Achieves high IRS passive beamforming gain

Enhances communication throughput in high-speed scenarios

Operates without changing existing transmission protocols

Abstract

Intelligent reflecting surface (IRS) has emerged as a promising technique to control wireless propagation environment for enhancing the communication performance cost-effectively. However, the rapidly time-varying channel in high-mobility communication scenarios such as vehicular communication renders it challenging to obtain the instantaneous channel state information (CSI) efficiently for IRS with a large number of reflecting elements. In this paper, we propose a new roadside IRS-aided vehicular communication system to tackle this challenge. Specifically, by exploiting the symmetrical deployment of IRSs with inter-laced equal intervals on both sides of the road and the cooperation among nearby IRS controllers, we propose a new two-stage channel estimation scheme with off-line and online training, respectively, to obtain the static/time-varying CSI required by the proposed low-complexity passive beamforming scheme efficiently.
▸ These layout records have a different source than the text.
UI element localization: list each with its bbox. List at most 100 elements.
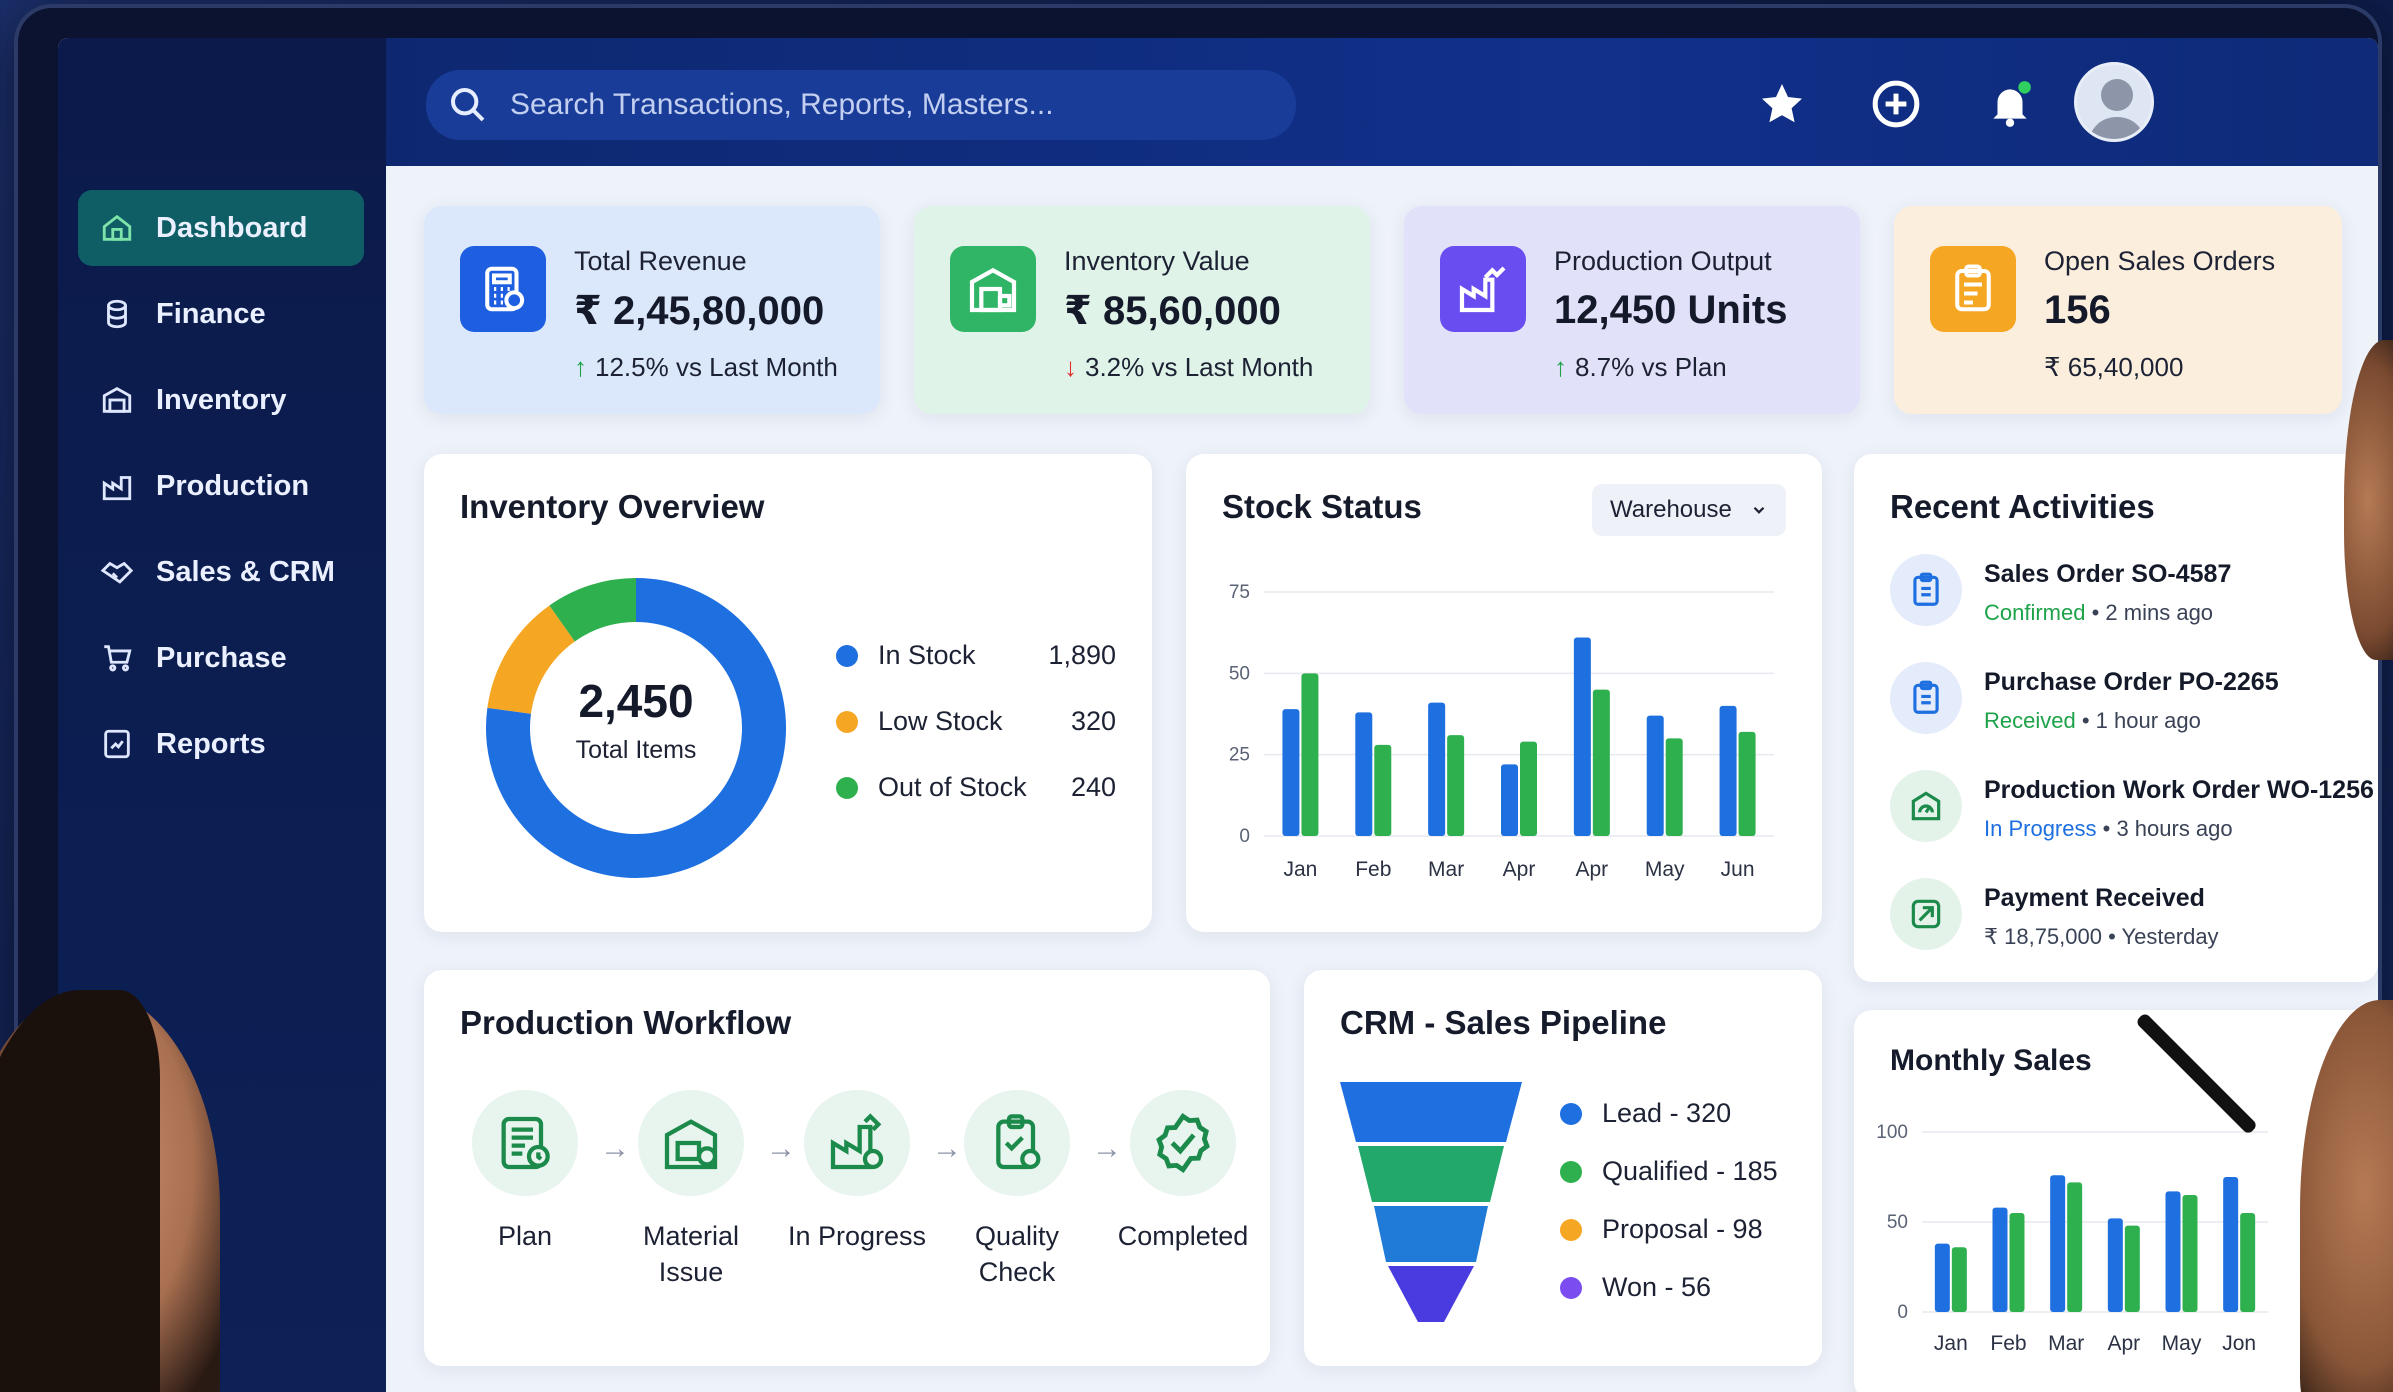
arrow-up-icon: ↑ (574, 352, 587, 382)
stock-status-chart: 0 25 50 75 Jan Feb Mar Apr Apr May Jun (1229, 582, 1774, 881)
arrow-up-icon: ↑ (1554, 352, 1567, 382)
bar (1301, 673, 1319, 836)
x-tick-label: Mar (2048, 1332, 2084, 1355)
bar (1951, 1247, 1967, 1312)
funnel-stage-won (1388, 1266, 1474, 1322)
legend-dot (836, 644, 858, 667)
activity-title[interactable]: Purchase Order PO-2265 (1984, 668, 2279, 697)
sidebar-item-reports[interactable]: Reports (78, 706, 364, 782)
legend-label: Low Stock (878, 706, 1003, 736)
check-icon (1130, 1090, 1236, 1196)
x-tick-label: Jan (1934, 1332, 1968, 1355)
funnel-stage-proposal (1374, 1206, 1488, 1262)
notifications-button[interactable] (1982, 76, 2038, 132)
bar (1992, 1207, 2008, 1312)
clipboard-icon (1890, 662, 1962, 734)
star-icon (1762, 84, 1802, 123)
workflow-step-plan[interactable]: Plan (450, 1090, 600, 1254)
sidebar-item-label: Purchase (156, 641, 287, 674)
kpi-card-inventory-value[interactable]: Inventory Value ₹ 85,60,000 ↓ 3.2% vs Las… (914, 206, 1370, 414)
bar (1665, 738, 1683, 836)
x-tick-label: Mar (1428, 858, 1464, 881)
chevron-down-icon (1753, 506, 1765, 514)
favorites-button[interactable] (1754, 76, 1810, 132)
bar (2107, 1218, 2123, 1312)
activity-title[interactable]: Sales Order SO-4587 (1984, 560, 2231, 589)
activity-time: Yesterday (2121, 924, 2219, 949)
calculator-icon (460, 246, 546, 332)
activity-title[interactable]: Payment Received (1984, 884, 2205, 913)
bar (1520, 741, 1537, 836)
legend-label: Out of Stock (878, 772, 1027, 802)
card-title: Recent Activities (1890, 488, 2155, 525)
activity-status: Confirmed (1984, 600, 2086, 625)
kpi-card-open-sales-orders[interactable]: Open Sales Orders 156 ₹ 65,40,000 (1894, 206, 2342, 414)
sidebar-item-purchase[interactable]: Purchase (78, 620, 364, 696)
warehouse-select[interactable]: Warehouse (1592, 484, 1786, 536)
workflow-step-quality-check[interactable]: Quality Check (942, 1090, 1092, 1290)
bar (1646, 715, 1664, 836)
kpi-card-total-revenue[interactable]: Total Revenue ₹ 2,45,80,000 ↑ 12.5% vs La… (424, 206, 880, 414)
card-title: Production Workflow (460, 1004, 792, 1041)
workflow-step-in-progress[interactable]: In Progress (782, 1090, 932, 1254)
kpi-value: ₹ 2,45,80,000 (574, 289, 825, 333)
sidebar-item-inventory[interactable]: Inventory (78, 362, 364, 438)
sidebar-item-label: Reports (156, 727, 266, 760)
workflow-step-completed[interactable]: Completed (1108, 1090, 1258, 1254)
kpi-title: Inventory Value (1064, 246, 1250, 276)
gauge-icon (1890, 770, 1962, 842)
kpi-trend-text: 8.7% vs Plan (1575, 352, 1727, 382)
kpi-card-production-output[interactable]: Production Output 12,450 Units ↑ 8.7% vs … (1404, 206, 1860, 414)
kpi-title: Production Output (1554, 246, 1772, 276)
bar (2124, 1225, 2140, 1312)
activity-time: 2 mins ago (2105, 600, 2214, 625)
kpi-trend: ₹ 65,40,000 (2044, 352, 2183, 383)
activity-title[interactable]: Production Work Order WO-1256 (1984, 776, 2374, 805)
legend-low-stock: Low Stock 320 (836, 706, 1116, 737)
legend-out-of-stock: Out of Stock 240 (836, 772, 1116, 803)
add-button[interactable] (1868, 76, 1924, 132)
payment-icon (1890, 878, 1962, 950)
card-title: Monthly Sales (1890, 1044, 2092, 1077)
warehouse-icon (102, 387, 132, 413)
sidebar-item-sales-crm[interactable]: Sales & CRM (78, 534, 364, 610)
donut-total-value: 2,450 (578, 675, 694, 727)
bar (2240, 1213, 2256, 1312)
kpi-value: ₹ 85,60,000 (1064, 289, 1281, 333)
bar (1934, 1243, 1950, 1312)
kpi-trend: ↑ 12.5% vs Last Month (574, 352, 838, 383)
activity-status: Received (1984, 708, 2076, 733)
activity-meta: In Progress • 3 hours ago (1984, 816, 2233, 841)
handshake-icon (100, 561, 134, 584)
bar (2165, 1191, 2181, 1312)
workflow-step-material-issue[interactable]: Material Issue (616, 1090, 766, 1290)
legend-dot (1560, 1160, 1582, 1183)
bar (1282, 709, 1300, 836)
bar (1501, 764, 1518, 836)
search-bar[interactable] (426, 70, 1296, 140)
search-icon (451, 88, 485, 122)
warehouse-icon (950, 246, 1036, 332)
sidebar-item-finance[interactable]: Finance (78, 276, 364, 352)
sidebar-item-dashboard[interactable]: Dashboard (78, 190, 364, 266)
quality-icon (964, 1090, 1070, 1196)
legend-label: Lead - 320 (1602, 1098, 1732, 1128)
plan-icon (472, 1090, 578, 1196)
sidebar-item-production[interactable]: Production (78, 448, 364, 524)
arrow-down-icon: ↓ (1064, 352, 1077, 382)
activity-status: In Progress (1984, 816, 2097, 841)
avatar[interactable] (2074, 62, 2154, 142)
y-tick-label: 50 (1887, 1212, 1908, 1233)
y-tick-label: 0 (1897, 1302, 1908, 1323)
search-input[interactable] (510, 88, 1290, 122)
card-title: CRM - Sales Pipeline (1340, 1004, 1667, 1041)
pipeline-proposal: Proposal - 98 (1560, 1214, 1763, 1245)
x-tick-label: May (1645, 858, 1685, 881)
plus-circle-icon (1872, 80, 1920, 128)
donut-total-label: Total Items (575, 736, 697, 764)
workflow-step-label: Quality Check (974, 1221, 1060, 1287)
inventory-donut-chart (486, 578, 786, 878)
legend-label: In Stock (878, 640, 976, 670)
workflow-step-label: Material Issue (642, 1221, 740, 1287)
bar (2067, 1182, 2083, 1312)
The proposed IRS beamforming and online channel estimation designs leverage the existing uplink pilots in wireless networks and do not require any change of the existing transmission protocol. Moreover, they can be implemented by each of IRS controllers independently, without the need of any real-time feedback from the user's serving BS. Simulation results show that the proposed designs can efficiently achieve the high IRS passive beamforming gain and thus significantly enhance the achievable communication throughput for high-speed vehicular communications.